On the current gap of single-electron transistors

TL;DR

This paper provides a theoretical analysis of single-electron transistors based on gold clusters, focusing on Coulomb blockade effects, residual charge, and size-dependent current gaps, highlighting the influence of cluster shape and electron spectrum quantization.

Contribution

It introduces a theoretical framework for understanding Coulomb blockade and residual charge in molecular transistors with gold clusters, considering shape effects and size-dependent phenomena.

Findings

Residual charge depends on cluster shape and is non-integer.

Current gap shows non-monotonic size dependence.

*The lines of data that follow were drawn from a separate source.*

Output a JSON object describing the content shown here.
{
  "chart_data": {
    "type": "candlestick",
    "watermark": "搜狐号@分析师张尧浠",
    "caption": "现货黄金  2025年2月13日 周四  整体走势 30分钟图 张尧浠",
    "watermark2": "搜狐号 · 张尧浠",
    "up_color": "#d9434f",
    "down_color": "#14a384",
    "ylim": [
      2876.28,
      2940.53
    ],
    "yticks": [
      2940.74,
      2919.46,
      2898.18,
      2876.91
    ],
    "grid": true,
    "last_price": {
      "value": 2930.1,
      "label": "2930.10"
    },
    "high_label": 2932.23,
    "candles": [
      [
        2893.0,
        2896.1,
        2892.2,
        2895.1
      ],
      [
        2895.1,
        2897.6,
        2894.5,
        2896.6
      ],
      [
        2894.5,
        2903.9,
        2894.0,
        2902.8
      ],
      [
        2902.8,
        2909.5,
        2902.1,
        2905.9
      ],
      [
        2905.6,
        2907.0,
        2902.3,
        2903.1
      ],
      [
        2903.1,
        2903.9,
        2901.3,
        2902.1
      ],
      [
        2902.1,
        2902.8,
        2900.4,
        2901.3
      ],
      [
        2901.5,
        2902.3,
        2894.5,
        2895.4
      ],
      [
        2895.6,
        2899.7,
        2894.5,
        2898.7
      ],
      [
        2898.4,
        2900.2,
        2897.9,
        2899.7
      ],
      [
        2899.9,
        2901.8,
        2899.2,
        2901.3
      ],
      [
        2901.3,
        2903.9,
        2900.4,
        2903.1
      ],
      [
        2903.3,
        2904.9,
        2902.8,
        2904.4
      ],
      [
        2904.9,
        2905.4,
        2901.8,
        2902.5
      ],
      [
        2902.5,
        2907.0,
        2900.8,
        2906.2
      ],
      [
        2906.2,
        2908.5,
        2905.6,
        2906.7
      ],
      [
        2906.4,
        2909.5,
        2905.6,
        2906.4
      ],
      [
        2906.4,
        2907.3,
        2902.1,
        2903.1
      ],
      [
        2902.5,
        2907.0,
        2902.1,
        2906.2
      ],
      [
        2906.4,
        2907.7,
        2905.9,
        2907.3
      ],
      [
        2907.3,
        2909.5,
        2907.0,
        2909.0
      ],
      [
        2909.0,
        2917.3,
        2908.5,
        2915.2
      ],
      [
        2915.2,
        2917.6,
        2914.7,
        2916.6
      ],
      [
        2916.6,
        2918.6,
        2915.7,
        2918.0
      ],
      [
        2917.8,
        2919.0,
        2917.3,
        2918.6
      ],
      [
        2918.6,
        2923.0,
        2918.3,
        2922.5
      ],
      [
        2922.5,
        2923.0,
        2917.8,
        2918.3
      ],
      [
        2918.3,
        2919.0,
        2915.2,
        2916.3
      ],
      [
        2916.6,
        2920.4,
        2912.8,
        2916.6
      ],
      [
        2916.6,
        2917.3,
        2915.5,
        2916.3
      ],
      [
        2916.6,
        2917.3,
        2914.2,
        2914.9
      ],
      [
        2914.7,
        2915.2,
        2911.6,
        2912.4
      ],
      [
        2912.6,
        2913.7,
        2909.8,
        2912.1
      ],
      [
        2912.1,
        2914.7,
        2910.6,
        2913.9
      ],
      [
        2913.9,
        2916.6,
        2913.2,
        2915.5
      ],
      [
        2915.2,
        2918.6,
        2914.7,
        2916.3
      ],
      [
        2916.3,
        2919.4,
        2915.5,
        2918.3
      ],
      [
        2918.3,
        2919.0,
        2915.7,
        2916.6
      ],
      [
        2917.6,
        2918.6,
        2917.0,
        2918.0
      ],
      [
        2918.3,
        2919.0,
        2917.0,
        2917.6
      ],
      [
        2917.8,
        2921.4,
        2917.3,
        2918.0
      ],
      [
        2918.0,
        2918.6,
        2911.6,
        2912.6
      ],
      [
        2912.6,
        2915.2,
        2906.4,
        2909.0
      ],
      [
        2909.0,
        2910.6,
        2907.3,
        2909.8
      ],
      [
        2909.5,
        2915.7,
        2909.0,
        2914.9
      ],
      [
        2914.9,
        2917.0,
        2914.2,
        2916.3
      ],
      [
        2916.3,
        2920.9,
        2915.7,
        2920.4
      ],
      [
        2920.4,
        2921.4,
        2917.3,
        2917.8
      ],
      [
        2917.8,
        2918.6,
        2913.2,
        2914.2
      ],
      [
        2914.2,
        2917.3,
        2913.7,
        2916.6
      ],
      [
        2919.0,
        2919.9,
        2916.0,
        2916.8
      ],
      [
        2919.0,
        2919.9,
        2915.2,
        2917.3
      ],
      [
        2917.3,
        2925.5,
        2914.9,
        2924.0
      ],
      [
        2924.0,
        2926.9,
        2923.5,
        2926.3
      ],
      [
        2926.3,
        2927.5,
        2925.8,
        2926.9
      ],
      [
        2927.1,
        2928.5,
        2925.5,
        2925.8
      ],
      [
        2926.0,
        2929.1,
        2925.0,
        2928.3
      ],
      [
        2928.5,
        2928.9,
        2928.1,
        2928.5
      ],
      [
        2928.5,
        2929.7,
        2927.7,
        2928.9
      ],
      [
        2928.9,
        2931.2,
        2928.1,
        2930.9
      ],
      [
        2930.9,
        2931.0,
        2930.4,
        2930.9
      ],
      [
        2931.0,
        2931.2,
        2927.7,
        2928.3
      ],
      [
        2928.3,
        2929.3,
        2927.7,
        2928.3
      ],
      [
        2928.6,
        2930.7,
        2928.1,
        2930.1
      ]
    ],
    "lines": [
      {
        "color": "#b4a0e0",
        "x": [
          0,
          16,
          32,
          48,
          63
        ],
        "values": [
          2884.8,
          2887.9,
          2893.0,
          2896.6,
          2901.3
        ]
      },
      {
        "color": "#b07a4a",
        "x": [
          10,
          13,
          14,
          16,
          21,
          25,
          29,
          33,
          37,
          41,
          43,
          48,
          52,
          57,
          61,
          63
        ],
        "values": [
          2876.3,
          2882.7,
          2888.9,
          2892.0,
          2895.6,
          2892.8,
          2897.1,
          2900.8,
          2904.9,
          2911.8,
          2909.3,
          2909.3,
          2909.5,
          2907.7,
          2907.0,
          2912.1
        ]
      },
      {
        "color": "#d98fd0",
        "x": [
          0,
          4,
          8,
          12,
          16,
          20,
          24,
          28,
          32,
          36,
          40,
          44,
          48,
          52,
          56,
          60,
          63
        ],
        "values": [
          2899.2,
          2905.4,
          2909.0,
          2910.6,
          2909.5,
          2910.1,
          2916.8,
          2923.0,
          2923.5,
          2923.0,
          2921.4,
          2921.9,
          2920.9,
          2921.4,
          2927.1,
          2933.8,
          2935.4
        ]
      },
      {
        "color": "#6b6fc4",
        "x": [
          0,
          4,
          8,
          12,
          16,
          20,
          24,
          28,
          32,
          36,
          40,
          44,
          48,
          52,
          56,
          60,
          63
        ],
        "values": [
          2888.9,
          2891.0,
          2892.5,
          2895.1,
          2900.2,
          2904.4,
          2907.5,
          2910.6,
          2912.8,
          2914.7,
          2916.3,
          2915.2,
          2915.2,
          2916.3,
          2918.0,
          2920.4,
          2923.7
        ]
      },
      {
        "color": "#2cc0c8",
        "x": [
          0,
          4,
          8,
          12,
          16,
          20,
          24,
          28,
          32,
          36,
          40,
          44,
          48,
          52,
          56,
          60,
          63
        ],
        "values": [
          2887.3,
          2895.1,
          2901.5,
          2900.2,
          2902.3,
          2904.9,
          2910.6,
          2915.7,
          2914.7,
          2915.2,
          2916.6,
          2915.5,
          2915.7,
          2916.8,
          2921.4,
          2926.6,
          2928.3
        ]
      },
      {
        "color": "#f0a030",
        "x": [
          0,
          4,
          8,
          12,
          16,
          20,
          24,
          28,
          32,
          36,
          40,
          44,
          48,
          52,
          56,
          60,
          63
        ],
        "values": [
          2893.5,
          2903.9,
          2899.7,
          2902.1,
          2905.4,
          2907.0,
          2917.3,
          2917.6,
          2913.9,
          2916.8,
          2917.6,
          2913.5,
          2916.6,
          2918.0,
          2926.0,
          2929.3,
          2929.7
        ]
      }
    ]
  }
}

Coulomb blockade effects influence the current-voltage characteristics.

Abstract

Effects of the single-electron tunneling and the Coulomb blockade in a cluster structure (the molecular transistor) are investigated theoretically. In the framework of the particle-in-a-box model for the spherical and disk-shaped gold clusters, the electron spectrum, the temperature dependence of the chemical potential and the residual charge are calculated. We show that the residual charge is equal to the non-integer value of elementary charge $e$ and depends on the cluster's shape. The equations for the analysis of the current-voltage characteristic are used under conservation condition for the total energy of the structure taking into account the contact potential difference. Restrictions associated with the Coulomb instability of a cluster are introduced into the theory in a the simple way. It is shown that the critical charge of the cluster in the open electron system is close to the residual charge. For single-electron transistors based on small gold clusters the current gap and its voltage asymmetry are computed. We demonstrate that the current gap exhibits non-monotonic size dependences, which are related to the quantization of the electron spectrum and the Coulomb blockade.